Starting point is 00:28:45 And before they can even finish their statement and bend to you, you're already jumping in with how they need to reorganize their calendar and how they need to be able to delegate tasks a little bit more effectively. And it leaves the other person feeling unseen and unheard. The next one is the avoiders. So these are the people that try to shift the conversation away. And this creates conflict because the other person just wants to feel seen and understood. And instead you're offering platitudes like, hey, it's not so bad. Don't worry. We'll get through it. It's an avoidance strategy and it's emotional bypassing. So that we need to pay attention to our role in that. And then I see people be connectors, which sounds really good, but it's not how we
Starting point is 00:29:21 want to connect and it creates conflict as well because what happens is somebody shares with us that they're struggling and our instinct as a way to relate to them is to instantly say, oh my gosh, I remember feeling that way too. Oh, I was so burnt out just last week. Here's all the things that were on my plate. And what we've done is we've shifted the spotlight away from the person who needed support onto us. And they end up taking on a caretaking role towards us as a result. So those are the most common things that we see when it comes to conflict. And all we have to do is just acknowledge, validate, and plan how to do it differently. It's as simple as that when it comes to repairing after conflict. But just know, you know, nobody expects perfection from you. Anticipate that there will be,
Starting point is 00:30:06 you know, ruptures and that there will be conflict, but just get really, really great at being able to take responsibility and make it better. As you are going through that, I think if we're being honest with ourselves, I know I have done all three of those things and experienced all three of those things. And it never works very well. So thank you for walking through it. All right, I know so many people are going to want to learn more about this. So listener, go get the book. It's working well. available on Amazon or wherever it is you buy books. Let's keep our local bookstores in business. And you can also find Niddi on her website. It's niditawari.com. Niddy, thank you for being our guest and for doing this important and incredible work.
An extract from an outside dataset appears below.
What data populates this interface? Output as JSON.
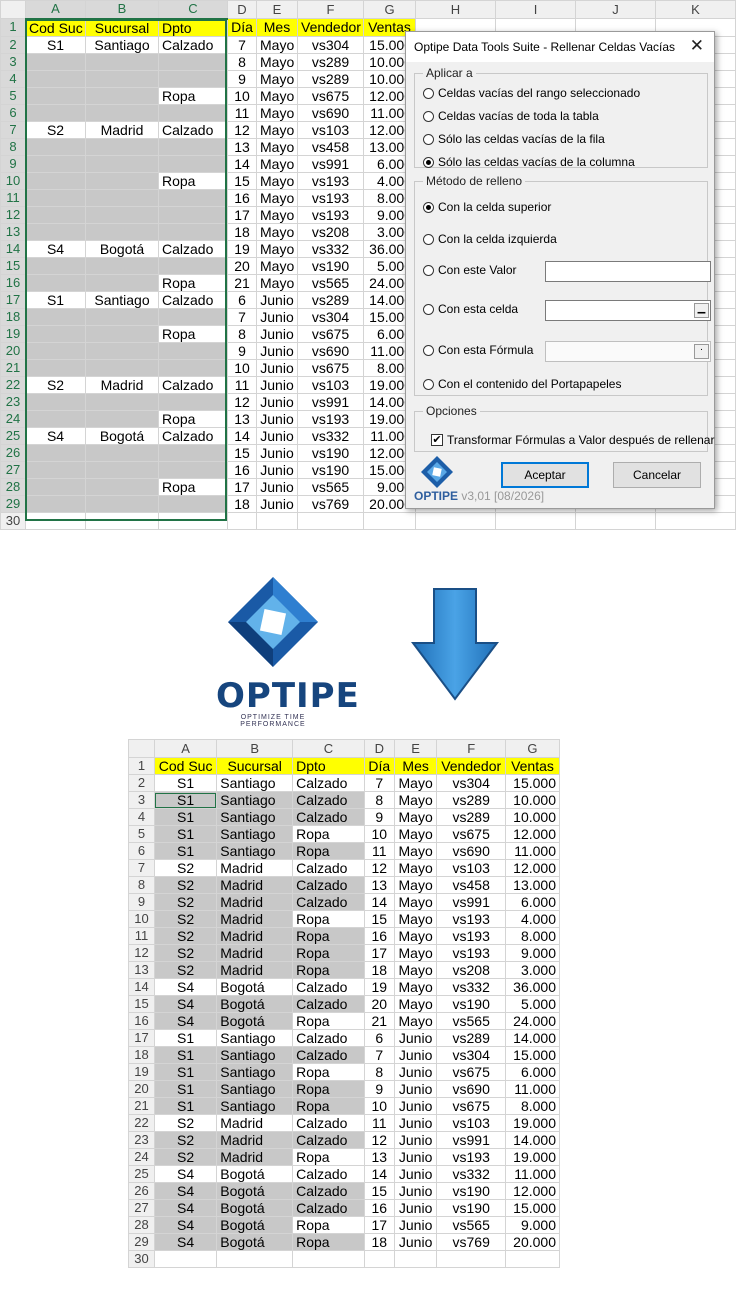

Starting point is 00:30:52 I can't wait to start hearing more people talking about working well in their day-to-day lives. So thank you. Thank you for having me. All right, friend, listen, I know we care about our work. We care about doing a good job. And whether we say it out loud or not, we care about the people we work with. But care without connection can get lost. It can get misread.
Starting point is 00:31:14 It gets buried under pressure, policies, and performance metrics. So maybe the work isn't to care more. Maybe the work is to show it, to practice it, to build it into how we lead, how we communicate, and how we show up, even in the smallest ways. Because isn't that what attunement really is? Not a grand gesture. not another thing to add to your plate, but the choice to pay attention,
Starting point is 00:31:38 to adapt, to read cues, to self-regulate, and to collaborate, to make the people around you feel seen, heard, and valued. And all of that, friend, is woman's work.